Swimming In Lake Me

It was impossible to get a conversation going, everybody was talking too much. Yogi Berra

I wasn’t always a conversation stealer.

In high school, I could be painfully shy and would rely on asking questions to keep a conversation going, especially when I was nervous or intimidated. It wasn’t until sometime in college that I found my voice and discovered I had something interesting to say or a story to tell. The older I got, the more experiences I had, the more I wanted to share. I would find myself taking over a conversation by saying “Me, too” or “That’s just like what happened in my family …” or “That reminds me of …” Phrases that in my mind linked the other person’s experience, story or pain to mine and gave me license to do what my husband jokingly calls “swimming in Lake Me”.

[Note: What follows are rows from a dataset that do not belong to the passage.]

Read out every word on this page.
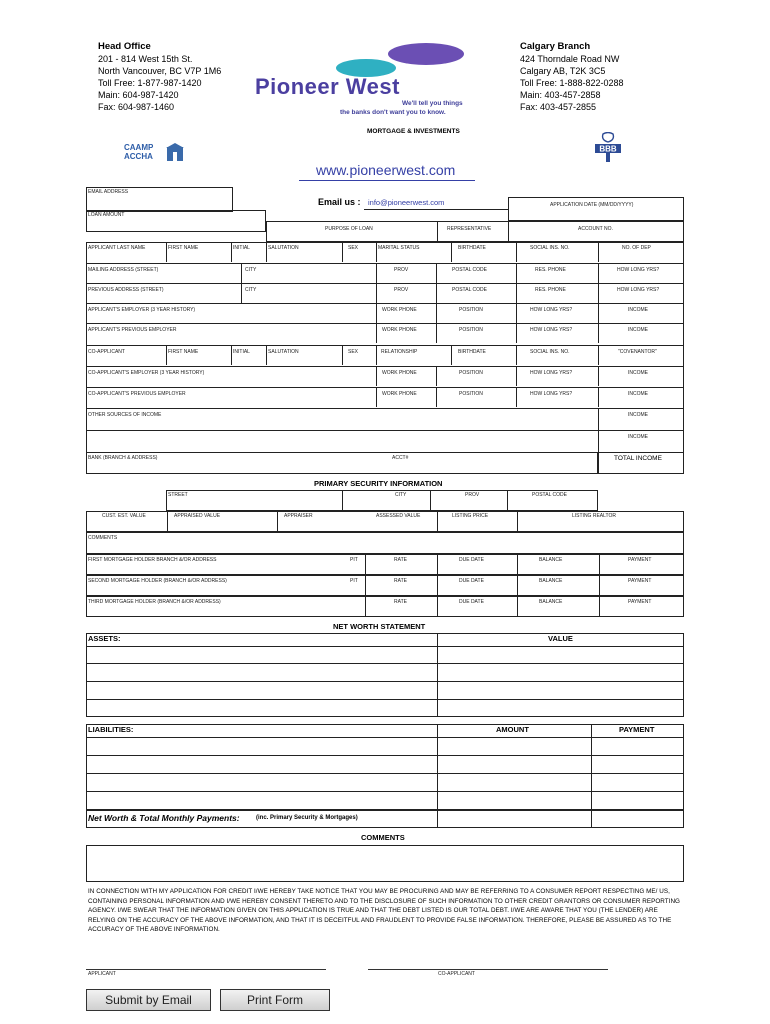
Head Office
201 - 814 West 15th St.
North Vancouver, BC V7P 1M6
Toll Free: 1-877-987-1420
Main: 604-987-1420
Fax: 604-987-1460
Calgary Branch
424 Thorndale Road NW
Calgary AB, T2K 3C5
Toll Free: 1-888-822-0288
Main: 403-457-2858
Fax: 403-457-2855
Pioneer West
We'll tell you things
the banks don't want you to know.
MORTGAGE & INVESTMENTS
CAAMP
ACCHA
BBB
www.pioneerwest.com
EMAIL ADDRESS
Email us : info@pioneerwest.com	APPLICATION DATE (MM/DD/YYYY)
LOAN AMOUNT
PURPOSE OF LOAN	REPRESENTATIVE	ACCOUNT NO.
APPLICANT LAST NAME	FIRST NAME	INITIAL	SALUTATION	SEX	MARITAL STATUS	BIRTHDATE	SOCIAL INS. NO.	NO. OF DEP
MAILING ADDRESS (STREET)	CITY	PROV	POSTAL CODE	RES. PHONE	HOW LONG YRS?
PREVIOUS ADDRESS (STREET)	CITY	PROV	POSTAL CODE	RES. PHONE	HOW LONG YRS?
APPLICANT'S EMPLOYER (3 YEAR HISTORY)	WORK PHONE	POSITION	HOW LONG YRS?	INCOME
APPLICANT'S PREVIOUS EMPLOYER	WORK PHONE	POSITION	HOW LONG YRS?	INCOME
CO-APPLICANT	FIRST NAME	INITIAL	SALUTATION	SEX	RELATIONSHIP	BIRTHDATE	SOCIAL INS. NO.	"COVENANTOR"
CO-APPLICANT'S EMPLOYER (3 YEAR HISTORY)	WORK PHONE	POSITION	HOW LONG YRS?	INCOME
CO-APPLICANT'S PREVIOUS EMPLOYER	WORK PHONE	POSITION	HOW LONG YRS?	INCOME
OTHER SOURCES OF INCOME	INCOME
INCOME
BANK (BRANCH & ADDRESS)	ACCT#	TOTAL INCOME
PRIMARY SECURITY INFORMATION
STREET	CITY	PROV	POSTAL CODE
CUST. EST. VALUE	APPRAISED VALUE	APPRAISER	ASSESSED VALUE	LISTING PRICE	LISTING REALTOR
COMMENTS
FIRST MORTGAGE HOLDER BRANCH &/OR ADDRESS	PIT	RATE	DUE DATE	BALANCE	PAYMENT
SECOND MORTGAGE HOLDER (BRANCH &/OR ADDRESS)	PIT	RATE	DUE DATE	BALANCE	PAYMENT
THIRD MORTGAGE HOLDER (BRANCH &/OR ADDRESS)	RATE	DUE DATE	BALANCE	PAYMENT
NET WORTH STATEMENT
ASSETS:	VALUE
LIABILITIES:	AMOUNT	PAYMENT
Net Worth & Total Monthly Payments:	(inc. Primary Security & Mortgages)
COMMENTS
IN CONNECTION WITH MY APPLICATION FOR CREDIT I/WE HEREBY TAKE NOTICE THAT YOU MAY BE PROCURING AND MAY BE REFERRING TO A CONSUMER REPORT RESPECTING ME/ US, CONTAINING PERSONAL INFORMATION AND I/WE HEREBY CONSENT THERETO AND TO THE DISCLOSURE OF SUCH INFORMATION TO OTHER CREDIT GRANTORS OR CONSUMER REPORTING AGENCY. I/WE SWEAR THAT THE INFORMATION GIVEN ON THIS APPLICATION IS TRUE AND THAT THE DEBT LISTED IS OUR TOTAL DEBT. I/WE ARE AWARE THAT YOU (THE LENDER) ARE RELYING ON THE ACCURACY OF THE ABOVE INFORMATION, AND THAT IT IS DECEITFUL AND FRAUDLENT TO PROVIDE FALSE INFORMATION. THEREFORE, PLEASE BE ASSURED AS TO THE ACCURACY OF THE ABOVE INFORMATION.
APPLICANT	CO-APPLICANT
Submit by Email	Print Form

After Jimmy died, I stopped wanting to hijack conversations or share my story. It was too painful to talk about my loss, about that sweet, bright-eyed son of mine who was no longer here. I felt like a marked woman, someone whose life was glaringly different from those around her. If I didn’t know the other person well or at all, I worried that there might not even be a connection between my life and hers. I also learned the hard way that there is no quicker way to shut down a conversation than to mention that you have a newly dead child. Even when I was talking to people who knew and loved Jimmy, I struggled to say much, afraid of breaking down, falling apart, losing the thread. I didn’t want the floor. I didn’t want the attention to be on me. I appreciated every kind word, every expression of shared sadness, but I lacked the strength or the words to say much more than “thank you”.

Over time, as I connected more and more with others who had also experienced a devastating loss, I began to share my story again. Initially, I went back to my old ways of seeing the other person’s loss as a point of connection that allowed me to talk about me and my losses. But I learned … That all losses are not the same. That comparing or categorizing losses helps no one. That as much as I needed to talk about Jimmy, sometimes the other person needed to talk about their beloved more. That sometimes there wasn’t space for my story in someone else’s pain. By staying quiet, I discovered how much it helps to have someone just listen and what a gift it is to talk without interruption about the person you love who has died.  Because so many kind, loving souls have made space for me to talk, I found I could make space for other grievers to share their stories. Hearing other people’s stories about how they survived devastating losses, how they made it through the fire and how they found a way to live on is both comforting and inspiring. To know that I’m not alone. To understand that it’s okay to keep breathing and creating a life in the aftermath. To believe that I can.